Une centaine de manifestants contre « la Françafrique » à Paris

PARIS – Une centaine de personnes, essentiellement issues de diasporas africaines, ont manifesté mercredi à Paris « contre la corruption » de gouvernements africains et pour dénoncer la persistance des réseaux opaques de « la Françafrique », a constaté une journaliste de l`AFP.

Les manifestants, originaires de plusieurs pays d`Afrique de l`Ouest, s`étaient rassemblés non loin du siège parisien de l`Unesco, où étaient réunis les présidents ivoirien Alassane Ouattara, sénégalais Abdoulaye Wade et mauritanien Mohamed Ould Abdel Aziz, à l`occasion de la remise d`un prix.

« J`aime la France, j`aime l`Afrique, mais je n`aime pas la France-à-fric », « A bas la Françafrique! », « Wade assassin!
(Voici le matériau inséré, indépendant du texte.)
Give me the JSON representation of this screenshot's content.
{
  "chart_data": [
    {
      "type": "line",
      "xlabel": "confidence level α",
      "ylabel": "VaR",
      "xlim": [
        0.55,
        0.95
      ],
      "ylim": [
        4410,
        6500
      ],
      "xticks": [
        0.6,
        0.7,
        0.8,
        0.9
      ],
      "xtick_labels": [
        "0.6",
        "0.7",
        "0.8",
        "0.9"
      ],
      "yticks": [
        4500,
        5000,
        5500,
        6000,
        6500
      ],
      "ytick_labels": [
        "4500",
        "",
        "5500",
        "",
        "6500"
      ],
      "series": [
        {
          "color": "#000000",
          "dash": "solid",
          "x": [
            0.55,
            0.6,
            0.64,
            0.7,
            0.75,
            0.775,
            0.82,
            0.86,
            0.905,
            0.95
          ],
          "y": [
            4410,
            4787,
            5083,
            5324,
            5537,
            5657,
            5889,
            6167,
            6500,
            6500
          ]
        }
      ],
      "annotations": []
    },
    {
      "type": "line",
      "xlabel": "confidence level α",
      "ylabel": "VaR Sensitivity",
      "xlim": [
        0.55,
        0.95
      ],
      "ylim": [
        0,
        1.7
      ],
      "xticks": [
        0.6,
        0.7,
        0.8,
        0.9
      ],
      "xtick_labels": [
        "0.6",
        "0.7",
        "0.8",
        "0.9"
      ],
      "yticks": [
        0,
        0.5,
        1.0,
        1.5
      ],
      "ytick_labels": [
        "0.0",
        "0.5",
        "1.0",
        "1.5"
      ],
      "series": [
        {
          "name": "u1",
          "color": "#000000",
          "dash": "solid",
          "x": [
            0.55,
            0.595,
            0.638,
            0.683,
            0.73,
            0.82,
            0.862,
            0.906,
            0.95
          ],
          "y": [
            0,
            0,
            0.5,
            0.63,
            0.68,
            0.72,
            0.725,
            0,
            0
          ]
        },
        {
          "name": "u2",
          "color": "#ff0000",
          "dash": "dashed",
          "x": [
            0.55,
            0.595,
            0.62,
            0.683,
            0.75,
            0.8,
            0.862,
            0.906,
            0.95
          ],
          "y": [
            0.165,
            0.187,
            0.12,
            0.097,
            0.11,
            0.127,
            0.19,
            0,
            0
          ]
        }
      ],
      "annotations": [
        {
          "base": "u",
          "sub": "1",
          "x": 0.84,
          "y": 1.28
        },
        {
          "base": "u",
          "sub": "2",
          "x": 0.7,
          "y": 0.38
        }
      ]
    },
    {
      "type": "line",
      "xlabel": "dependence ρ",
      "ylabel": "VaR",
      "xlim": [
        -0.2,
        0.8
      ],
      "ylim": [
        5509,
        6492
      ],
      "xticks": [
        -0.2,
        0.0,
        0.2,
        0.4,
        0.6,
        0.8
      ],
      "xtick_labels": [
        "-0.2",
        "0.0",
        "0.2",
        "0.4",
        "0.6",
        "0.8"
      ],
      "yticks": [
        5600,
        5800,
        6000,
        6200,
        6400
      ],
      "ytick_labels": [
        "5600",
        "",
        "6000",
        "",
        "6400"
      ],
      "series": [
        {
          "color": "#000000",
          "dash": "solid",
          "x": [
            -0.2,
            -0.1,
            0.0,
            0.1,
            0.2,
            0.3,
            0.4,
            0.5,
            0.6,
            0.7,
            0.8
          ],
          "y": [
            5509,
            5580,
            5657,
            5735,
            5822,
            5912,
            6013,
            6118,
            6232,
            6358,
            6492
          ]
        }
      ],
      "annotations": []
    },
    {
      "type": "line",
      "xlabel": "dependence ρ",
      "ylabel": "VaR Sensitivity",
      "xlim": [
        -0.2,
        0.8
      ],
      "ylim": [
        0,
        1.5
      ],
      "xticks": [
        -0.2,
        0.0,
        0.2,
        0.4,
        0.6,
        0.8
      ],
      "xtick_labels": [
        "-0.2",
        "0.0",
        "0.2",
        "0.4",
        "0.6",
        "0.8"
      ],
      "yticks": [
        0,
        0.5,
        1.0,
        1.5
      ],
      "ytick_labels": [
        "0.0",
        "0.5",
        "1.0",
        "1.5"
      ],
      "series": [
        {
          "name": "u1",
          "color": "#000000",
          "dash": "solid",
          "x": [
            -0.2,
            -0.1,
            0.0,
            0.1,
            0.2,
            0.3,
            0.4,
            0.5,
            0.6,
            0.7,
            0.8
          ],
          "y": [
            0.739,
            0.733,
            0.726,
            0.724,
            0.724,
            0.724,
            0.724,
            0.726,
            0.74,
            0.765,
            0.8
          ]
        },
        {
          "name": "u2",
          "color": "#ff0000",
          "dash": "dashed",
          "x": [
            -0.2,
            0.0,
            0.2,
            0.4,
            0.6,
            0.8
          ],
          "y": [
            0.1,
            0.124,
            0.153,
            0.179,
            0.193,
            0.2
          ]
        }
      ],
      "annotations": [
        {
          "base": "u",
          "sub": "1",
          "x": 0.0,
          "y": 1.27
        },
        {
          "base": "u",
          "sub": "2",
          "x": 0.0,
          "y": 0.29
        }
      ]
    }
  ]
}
Ouattara assassin! Abdel Aziz assassin! », ont scandé les manifestants.

L`avocat Robert Bourgi, un conseiller de l`ombre de l`Elysée pour les affaires africaines, a brisé dimanche le silence entourant habituellement ses activités et évoqué des mallettes de billets remises par des chefs d`Etat africains à l`ancien président français Jacques Chirac.

Il a notamment affirmé que pour la campagne électorale de Jacques Chirac en 2002, « cinq chefs d`Etat africains — Abdoulaye Wade (Sénégal), Blaise Compaoré (Burkina Faso), Laurent Gbagbo (Côte d`Ivoire), Denis Sassou Nguesso (Congo-Brazzaville) et, bien sûr, Omar Bongo (Gabon) — ont versé environ 10 millions de dollars ».
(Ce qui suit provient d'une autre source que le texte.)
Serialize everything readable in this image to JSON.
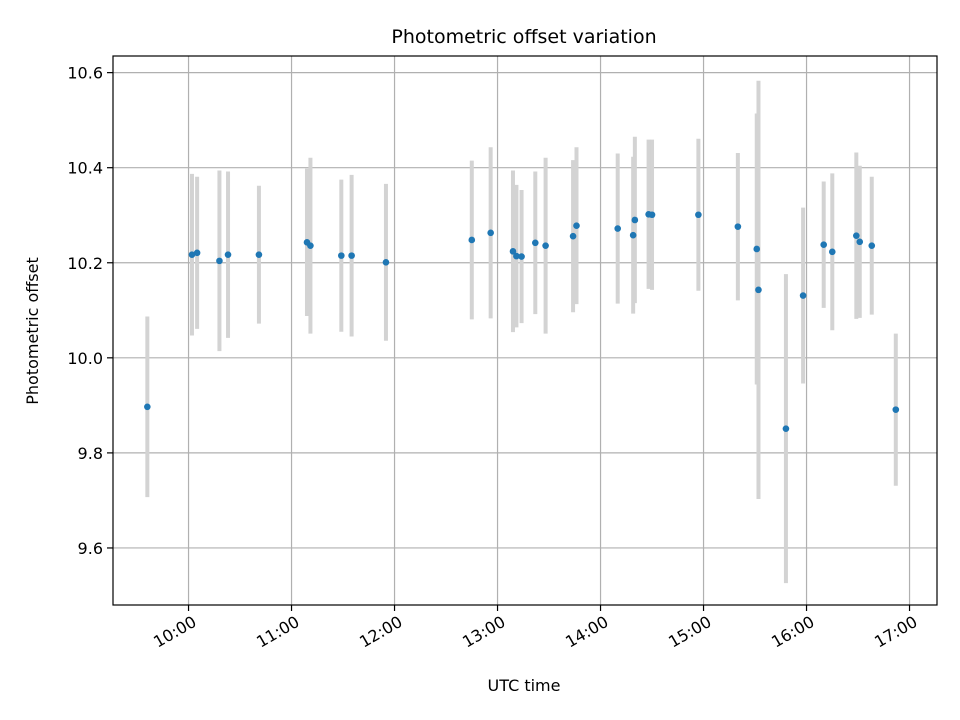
{
  "chart_data": {
    "type": "scatter",
    "title": "Photometric offset variation",
    "xlabel": "UTC time",
    "ylabel": "Photometric offset",
    "x_tick_labels": [
      "10:00",
      "11:00",
      "12:00",
      "13:00",
      "14:00",
      "15:00",
      "16:00",
      "17:00"
    ],
    "y_tick_labels": [
      "9.6",
      "9.8",
      "10.0",
      "10.2",
      "10.4",
      "10.6"
    ],
    "xlim": [
      "09:16",
      "17:16"
    ],
    "ylim": [
      9.48,
      10.635
    ],
    "grid": true,
    "colors": {
      "point": "#1f77b4",
      "errorbar": "#d3d3d3",
      "grid": "#b0b0b0"
    },
    "points": [
      {
        "x": "09:36",
        "y": 9.897,
        "err": 0.19
      },
      {
        "x": "10:02",
        "y": 10.217,
        "err": 0.17
      },
      {
        "x": "10:05",
        "y": 10.221,
        "err": 0.16
      },
      {
        "x": "10:18",
        "y": 10.204,
        "err": 0.19
      },
      {
        "x": "10:23",
        "y": 10.217,
        "err": 0.175
      },
      {
        "x": "10:41",
        "y": 10.217,
        "err": 0.145
      },
      {
        "x": "11:09",
        "y": 10.243,
        "err": 0.155
      },
      {
        "x": "11:11",
        "y": 10.236,
        "err": 0.185
      },
      {
        "x": "11:29",
        "y": 10.215,
        "err": 0.16
      },
      {
        "x": "11:35",
        "y": 10.215,
        "err": 0.17
      },
      {
        "x": "11:55",
        "y": 10.201,
        "err": 0.165
      },
      {
        "x": "12:45",
        "y": 10.248,
        "err": 0.167
      },
      {
        "x": "12:56",
        "y": 10.263,
        "err": 0.18
      },
      {
        "x": "13:09",
        "y": 10.224,
        "err": 0.17
      },
      {
        "x": "13:11",
        "y": 10.214,
        "err": 0.15
      },
      {
        "x": "13:14",
        "y": 10.213,
        "err": 0.14
      },
      {
        "x": "13:22",
        "y": 10.242,
        "err": 0.15
      },
      {
        "x": "13:28",
        "y": 10.236,
        "err": 0.185
      },
      {
        "x": "13:44",
        "y": 10.256,
        "err": 0.16
      },
      {
        "x": "13:46",
        "y": 10.278,
        "err": 0.165
      },
      {
        "x": "14:10",
        "y": 10.272,
        "err": 0.158
      },
      {
        "x": "14:19",
        "y": 10.258,
        "err": 0.165
      },
      {
        "x": "14:20",
        "y": 10.29,
        "err": 0.175
      },
      {
        "x": "14:28",
        "y": 10.302,
        "err": 0.157
      },
      {
        "x": "14:30",
        "y": 10.301,
        "err": 0.158
      },
      {
        "x": "14:57",
        "y": 10.301,
        "err": 0.16
      },
      {
        "x": "15:20",
        "y": 10.276,
        "err": 0.155
      },
      {
        "x": "15:31",
        "y": 10.229,
        "err": 0.285
      },
      {
        "x": "15:32",
        "y": 10.143,
        "err": 0.44
      },
      {
        "x": "15:48",
        "y": 9.851,
        "err": 0.325
      },
      {
        "x": "15:58",
        "y": 10.131,
        "err": 0.185
      },
      {
        "x": "16:10",
        "y": 10.238,
        "err": 0.133
      },
      {
        "x": "16:15",
        "y": 10.223,
        "err": 0.165
      },
      {
        "x": "16:29",
        "y": 10.257,
        "err": 0.175
      },
      {
        "x": "16:31",
        "y": 10.244,
        "err": 0.16
      },
      {
        "x": "16:38",
        "y": 10.236,
        "err": 0.145
      },
      {
        "x": "16:52",
        "y": 9.891,
        "err": 0.16
      }
    ]
  }
}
« Heureusement que des hommes comme Bourgi parlent. Le roi est nu aujourd`hui. Wade doit partir. Et emmener son fils (Karim Wade, qui détient 5 portefeuilles ministériels) avec lui », a déclaré à l`AFP Cheikhna Camara, représentant du Parti socialiste sénégalais en France.
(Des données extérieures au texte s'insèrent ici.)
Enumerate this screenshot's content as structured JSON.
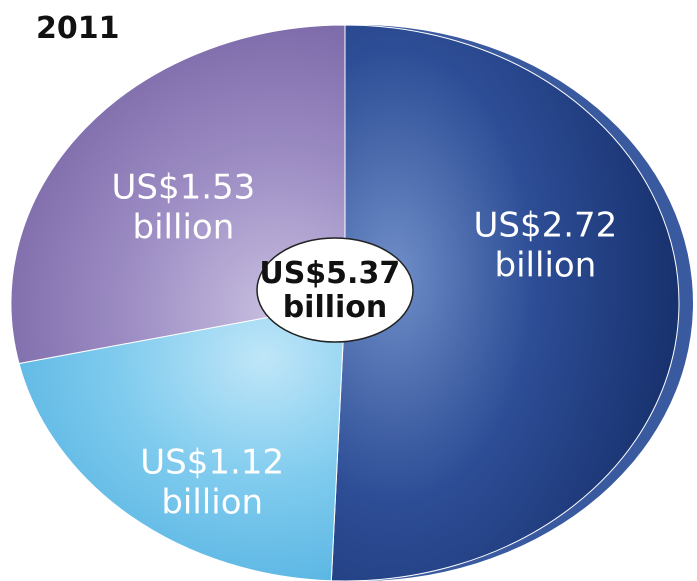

« Wade a donné 5 milliads de francs CFA (environ 7,6 millions d`euros) à Chirac. Avec cet argent, il aurait pu régler les problèmes d`inondations et d`alimentation en électricité de tout Dakar », a affirmé pour sa part Zaccaria Coulibali, représentant du parti d`opposition de l`Alliance pour la République.

De leur côté, les opposants mauritaniens ont dénoncé la « politique raciste » du régime du président Ould Abdel Aziz, dénonçant les conditions de l`organisation d`un recensement de la population qui vise, selon eux, « à priver de leur citoyenneté les Mauritaniens noirs ».